The match continued for eight additional points. Seemed to take forever.
"My head was kind of everywhere. I mean, some of the shots he came up with were unbelievable," Murray said. "At the end of the match, I didn't quite know what was going on. Just a lot of different emotions."
Any of Djokovic's break points in that game would have made it 5-all, and who knows what toll that would have taken on Murray's mind? But Murray erased the first two chances with a 116 mph service winner, then a forehand winner on the 21st stroke.

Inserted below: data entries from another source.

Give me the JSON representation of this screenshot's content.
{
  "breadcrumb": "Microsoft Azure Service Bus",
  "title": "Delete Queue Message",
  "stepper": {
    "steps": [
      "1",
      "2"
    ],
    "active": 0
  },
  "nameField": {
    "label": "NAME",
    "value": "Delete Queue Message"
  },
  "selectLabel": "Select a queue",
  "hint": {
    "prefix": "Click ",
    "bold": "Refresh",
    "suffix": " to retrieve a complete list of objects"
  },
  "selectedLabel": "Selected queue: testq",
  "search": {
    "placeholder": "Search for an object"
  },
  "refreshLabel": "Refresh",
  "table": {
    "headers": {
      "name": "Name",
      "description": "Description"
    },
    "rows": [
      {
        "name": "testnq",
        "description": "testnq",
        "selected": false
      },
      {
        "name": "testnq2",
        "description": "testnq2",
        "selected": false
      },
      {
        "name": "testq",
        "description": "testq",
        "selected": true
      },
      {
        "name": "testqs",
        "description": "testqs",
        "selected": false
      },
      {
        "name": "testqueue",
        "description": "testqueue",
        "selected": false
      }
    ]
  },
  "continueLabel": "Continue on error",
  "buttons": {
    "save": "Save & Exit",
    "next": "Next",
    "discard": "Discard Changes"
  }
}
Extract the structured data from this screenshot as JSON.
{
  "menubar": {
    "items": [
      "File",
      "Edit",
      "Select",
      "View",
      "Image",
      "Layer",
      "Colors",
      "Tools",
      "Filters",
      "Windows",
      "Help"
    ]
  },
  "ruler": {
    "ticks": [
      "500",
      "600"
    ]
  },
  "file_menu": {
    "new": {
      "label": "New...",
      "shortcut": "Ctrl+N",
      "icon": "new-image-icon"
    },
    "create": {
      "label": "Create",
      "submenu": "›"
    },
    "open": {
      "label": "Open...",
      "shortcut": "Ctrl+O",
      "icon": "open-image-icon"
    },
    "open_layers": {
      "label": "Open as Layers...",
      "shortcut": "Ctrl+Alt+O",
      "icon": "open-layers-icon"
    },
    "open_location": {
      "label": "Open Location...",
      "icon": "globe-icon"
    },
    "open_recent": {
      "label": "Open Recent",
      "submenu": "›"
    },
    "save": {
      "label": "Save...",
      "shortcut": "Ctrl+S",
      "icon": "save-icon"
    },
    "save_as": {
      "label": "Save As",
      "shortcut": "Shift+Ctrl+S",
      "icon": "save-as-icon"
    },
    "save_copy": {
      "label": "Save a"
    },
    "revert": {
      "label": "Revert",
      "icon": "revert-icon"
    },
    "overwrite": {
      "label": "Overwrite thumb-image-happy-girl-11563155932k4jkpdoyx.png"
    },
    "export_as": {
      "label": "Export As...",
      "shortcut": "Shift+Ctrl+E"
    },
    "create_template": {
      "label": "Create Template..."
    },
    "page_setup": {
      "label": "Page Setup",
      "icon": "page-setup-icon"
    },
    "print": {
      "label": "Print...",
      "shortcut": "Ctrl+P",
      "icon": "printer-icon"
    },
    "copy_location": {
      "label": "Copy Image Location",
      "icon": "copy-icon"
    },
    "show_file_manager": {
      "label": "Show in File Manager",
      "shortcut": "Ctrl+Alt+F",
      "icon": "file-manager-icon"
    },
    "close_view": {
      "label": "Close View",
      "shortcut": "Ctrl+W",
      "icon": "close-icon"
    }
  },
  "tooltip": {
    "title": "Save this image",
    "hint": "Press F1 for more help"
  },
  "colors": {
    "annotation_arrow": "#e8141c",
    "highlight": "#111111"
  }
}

At deuce for a third time, Djokovic conjured up a forehand passing winner to get his third break point. Murray dropped his head and placed his hands on his knees. He would not lose another point.
Admittedly feeling the effects of his five-setter Friday against Juan Martin del Potro — at 4 hours, 43 minutes, it's the longest semifinal in Wimbledon history — Djokovic wound up with 40 unforced errors, nearly double Murray's 21.
"I wasn't patient enough," Djokovic said.
Ah, patience. For fortnight after fortnight, decade after decade, Wimbledon began with much fanfare and ended with much disappointment for the British, who love their tennis and the tournament they refer to simply as The Championships.
Seen for a while as the best chance to deliver a title, Murray shouldered plenty of pressure and expectations lately.
"It's hard. It's really hard. You know, for the last four or five years, it's been very, very tough, very stressful," Murray said. "It's just kind of everywhere you go. It's so hard to avoid everything because of how big this event is, but also because of the history and no Brit having won."
The phrase "the last British man to win Wimbledon was Fred Perry in 1936" became part of the national conversation. Thanks to what happened Sunday, that changes forever.
As of now, the last British man to win Wimbledon was Andy Murray in 2013.